Russia's second closest friend is Kazakhstan, in the face of its President Nursultan Nazarbayev. After the incidents with the Russian plane, the president of Kazakhstan ordered to sign an agreement about the creation of the consortium for the transportation of cargoes from China to Europe bypassing Russia.
This project was founded by Turkey, and it would be logical to delay its initiation at least for a month. However, Nazarbayev did not want to. He has apparently learned the lesson from China. Xi Jinping imposed sanctions on Turkey after Erdogan signed the agreement to purchase Chinese anti aircraft complexes, but then refused from the idea under the pressure from NATO.
The main principle of Russia's partners in foreign policy is their multi-vector orientation. They need this orientation, of course, but does Russia need it in the hybrid war against the West? Russia gives Kazakhstan and Belarus trade preferences, lower prices on raw materials, helps these countries with financial resources and guarantees military assistance within the scope of the Collective Security Treaty Organization.
Russia gives multi-million loans to Serbia every year. The country has a free trade zone with the Russian Federation and it is expected to dramatically increase its trade volume. In Serbia, Russian Railways International Corporation is currently in the works to implement projects worth $940 million dollars, of which 800 million accounts for Russia's state export credit.
The same can be said about Azerbaijan. Russia's Gazprombank gave a loan of $420 million to the state oil company of Azerbaijan to implement the project for the construction of a chemical factory.
Some people may say that this is standard business that excludes politics. However, Kazakhstan conducted secret negotiations to join the World Trade Organization. As a result of these talks, export customs duties for Kazakhstan are now twice as low as the same duties for the Eurasian Economic Union. Kazakhstan can profit from reexport of goods.

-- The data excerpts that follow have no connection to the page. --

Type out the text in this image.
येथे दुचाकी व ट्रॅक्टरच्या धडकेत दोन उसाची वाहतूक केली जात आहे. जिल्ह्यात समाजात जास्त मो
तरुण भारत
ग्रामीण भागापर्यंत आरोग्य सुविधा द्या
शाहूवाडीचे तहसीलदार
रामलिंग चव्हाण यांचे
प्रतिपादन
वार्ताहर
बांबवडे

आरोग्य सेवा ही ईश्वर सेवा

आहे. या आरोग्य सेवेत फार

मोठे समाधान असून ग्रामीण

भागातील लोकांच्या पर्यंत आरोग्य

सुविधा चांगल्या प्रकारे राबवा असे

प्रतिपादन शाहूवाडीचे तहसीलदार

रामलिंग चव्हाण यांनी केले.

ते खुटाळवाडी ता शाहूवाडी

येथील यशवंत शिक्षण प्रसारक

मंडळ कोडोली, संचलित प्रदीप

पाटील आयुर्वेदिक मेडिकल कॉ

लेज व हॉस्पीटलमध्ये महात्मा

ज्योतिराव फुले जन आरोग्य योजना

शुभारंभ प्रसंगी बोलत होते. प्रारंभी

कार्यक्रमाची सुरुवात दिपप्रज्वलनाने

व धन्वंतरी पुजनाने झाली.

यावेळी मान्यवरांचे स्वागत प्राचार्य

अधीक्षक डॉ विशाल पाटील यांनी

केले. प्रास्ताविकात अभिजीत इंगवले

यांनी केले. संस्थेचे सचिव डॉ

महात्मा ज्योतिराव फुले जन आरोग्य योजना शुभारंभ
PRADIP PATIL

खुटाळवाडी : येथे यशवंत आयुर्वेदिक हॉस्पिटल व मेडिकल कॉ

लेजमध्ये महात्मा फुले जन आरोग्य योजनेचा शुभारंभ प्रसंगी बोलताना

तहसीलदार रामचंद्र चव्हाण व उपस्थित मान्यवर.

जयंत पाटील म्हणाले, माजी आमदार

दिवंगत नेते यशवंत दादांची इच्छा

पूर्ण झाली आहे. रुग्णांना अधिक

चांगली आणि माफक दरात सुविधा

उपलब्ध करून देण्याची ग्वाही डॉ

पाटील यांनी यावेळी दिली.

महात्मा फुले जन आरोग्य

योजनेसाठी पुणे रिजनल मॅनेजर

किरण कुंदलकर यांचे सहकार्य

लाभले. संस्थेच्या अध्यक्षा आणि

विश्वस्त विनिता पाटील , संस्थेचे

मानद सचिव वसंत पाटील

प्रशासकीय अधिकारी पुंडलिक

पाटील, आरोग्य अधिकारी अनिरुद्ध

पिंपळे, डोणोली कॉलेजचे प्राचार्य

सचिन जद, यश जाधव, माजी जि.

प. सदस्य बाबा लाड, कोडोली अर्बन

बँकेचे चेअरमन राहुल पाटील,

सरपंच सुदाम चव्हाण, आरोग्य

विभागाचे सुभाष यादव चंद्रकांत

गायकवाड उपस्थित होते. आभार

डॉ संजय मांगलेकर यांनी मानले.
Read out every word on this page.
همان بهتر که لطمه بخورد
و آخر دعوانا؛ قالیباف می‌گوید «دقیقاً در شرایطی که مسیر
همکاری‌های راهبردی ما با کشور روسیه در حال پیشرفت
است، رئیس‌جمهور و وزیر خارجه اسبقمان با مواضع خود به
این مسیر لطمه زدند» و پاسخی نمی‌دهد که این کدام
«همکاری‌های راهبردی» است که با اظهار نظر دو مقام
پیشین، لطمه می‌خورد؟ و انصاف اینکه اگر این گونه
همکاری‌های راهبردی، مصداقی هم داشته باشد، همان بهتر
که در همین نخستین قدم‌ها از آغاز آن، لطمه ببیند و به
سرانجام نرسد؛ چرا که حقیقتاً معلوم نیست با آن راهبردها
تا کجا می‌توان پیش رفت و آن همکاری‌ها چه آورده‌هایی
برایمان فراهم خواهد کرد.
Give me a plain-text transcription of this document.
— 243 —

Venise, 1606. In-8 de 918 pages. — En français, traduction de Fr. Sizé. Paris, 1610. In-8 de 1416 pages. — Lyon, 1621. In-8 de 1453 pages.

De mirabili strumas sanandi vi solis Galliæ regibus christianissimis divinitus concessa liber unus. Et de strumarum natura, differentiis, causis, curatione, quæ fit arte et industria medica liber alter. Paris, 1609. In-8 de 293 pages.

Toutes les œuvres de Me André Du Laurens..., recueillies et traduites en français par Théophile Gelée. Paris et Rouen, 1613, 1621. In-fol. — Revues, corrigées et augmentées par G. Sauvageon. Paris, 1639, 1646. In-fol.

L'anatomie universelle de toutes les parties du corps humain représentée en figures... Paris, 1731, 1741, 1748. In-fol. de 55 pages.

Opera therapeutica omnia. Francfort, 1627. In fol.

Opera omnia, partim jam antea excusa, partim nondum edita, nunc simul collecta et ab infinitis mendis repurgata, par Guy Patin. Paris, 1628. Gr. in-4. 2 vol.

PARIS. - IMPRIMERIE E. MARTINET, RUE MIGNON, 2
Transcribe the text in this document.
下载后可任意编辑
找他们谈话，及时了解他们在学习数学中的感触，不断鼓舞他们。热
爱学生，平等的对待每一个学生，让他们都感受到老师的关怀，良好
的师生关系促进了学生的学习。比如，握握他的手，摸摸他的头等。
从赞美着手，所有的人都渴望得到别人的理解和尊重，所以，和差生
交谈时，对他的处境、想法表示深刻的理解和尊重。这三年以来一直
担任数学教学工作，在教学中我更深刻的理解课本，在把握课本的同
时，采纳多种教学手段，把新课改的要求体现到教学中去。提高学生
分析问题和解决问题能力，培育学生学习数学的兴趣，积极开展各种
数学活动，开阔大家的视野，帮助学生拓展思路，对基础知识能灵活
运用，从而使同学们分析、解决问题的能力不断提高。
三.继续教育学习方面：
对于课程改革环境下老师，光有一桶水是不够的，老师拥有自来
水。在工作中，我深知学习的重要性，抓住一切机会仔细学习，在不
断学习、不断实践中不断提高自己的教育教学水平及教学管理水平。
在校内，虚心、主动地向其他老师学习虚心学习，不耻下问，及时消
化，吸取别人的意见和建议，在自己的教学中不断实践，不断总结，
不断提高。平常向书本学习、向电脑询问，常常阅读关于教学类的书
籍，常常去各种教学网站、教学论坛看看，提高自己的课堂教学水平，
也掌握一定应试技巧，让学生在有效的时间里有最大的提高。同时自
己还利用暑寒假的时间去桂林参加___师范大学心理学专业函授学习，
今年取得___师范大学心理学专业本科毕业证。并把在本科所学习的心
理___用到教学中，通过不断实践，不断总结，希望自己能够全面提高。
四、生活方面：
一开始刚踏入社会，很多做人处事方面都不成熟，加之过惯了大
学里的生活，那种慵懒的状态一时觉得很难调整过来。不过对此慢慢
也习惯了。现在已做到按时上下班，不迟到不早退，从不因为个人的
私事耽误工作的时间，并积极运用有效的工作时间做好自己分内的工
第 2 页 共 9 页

You can find a lot of reports in the media about Ukraine's efforts to find contacts in Kazakhstan and Belarus to re-export Russian raw materials - crude oil and natural gas. One mate also notice the surprising willingness of Belarus President Alexander Lukashenko to cooperate with his Ukrainian counterpart. "Whatever you may ask for, we will do in an hour," Lukashenko says and sells petroleum products to Ukraine made from the Russian crude profiting from export duties on fuel.
This is a preference of Belarus, so why not cancel it? Why not insist on the creation of a Russian army base in Belarus? If Belarus does not like the idea then Russia could offer the country to incorporate within the framework of the World Trade Organisation where everything is unified for all members - tariffs, regulations and so on.
"The Kremlin needs to work on how to counter the multi-vectorness of our partners in the Eurasian Economic Union," Aleksei Bychkov, the head of the CIS Institute for Political Studies told Pravda.Ru. "One needs to struggle against this for sure. We either develop and work together or we live and work separately as we did before. This shouldn't be done to hurt our partners in the Eurasian Economic Union. This should be done to find out whether we are on the same path. Moscow needs to elaborate a strategy of cooperation not only from the economic, but also from the political point of view," the expert said.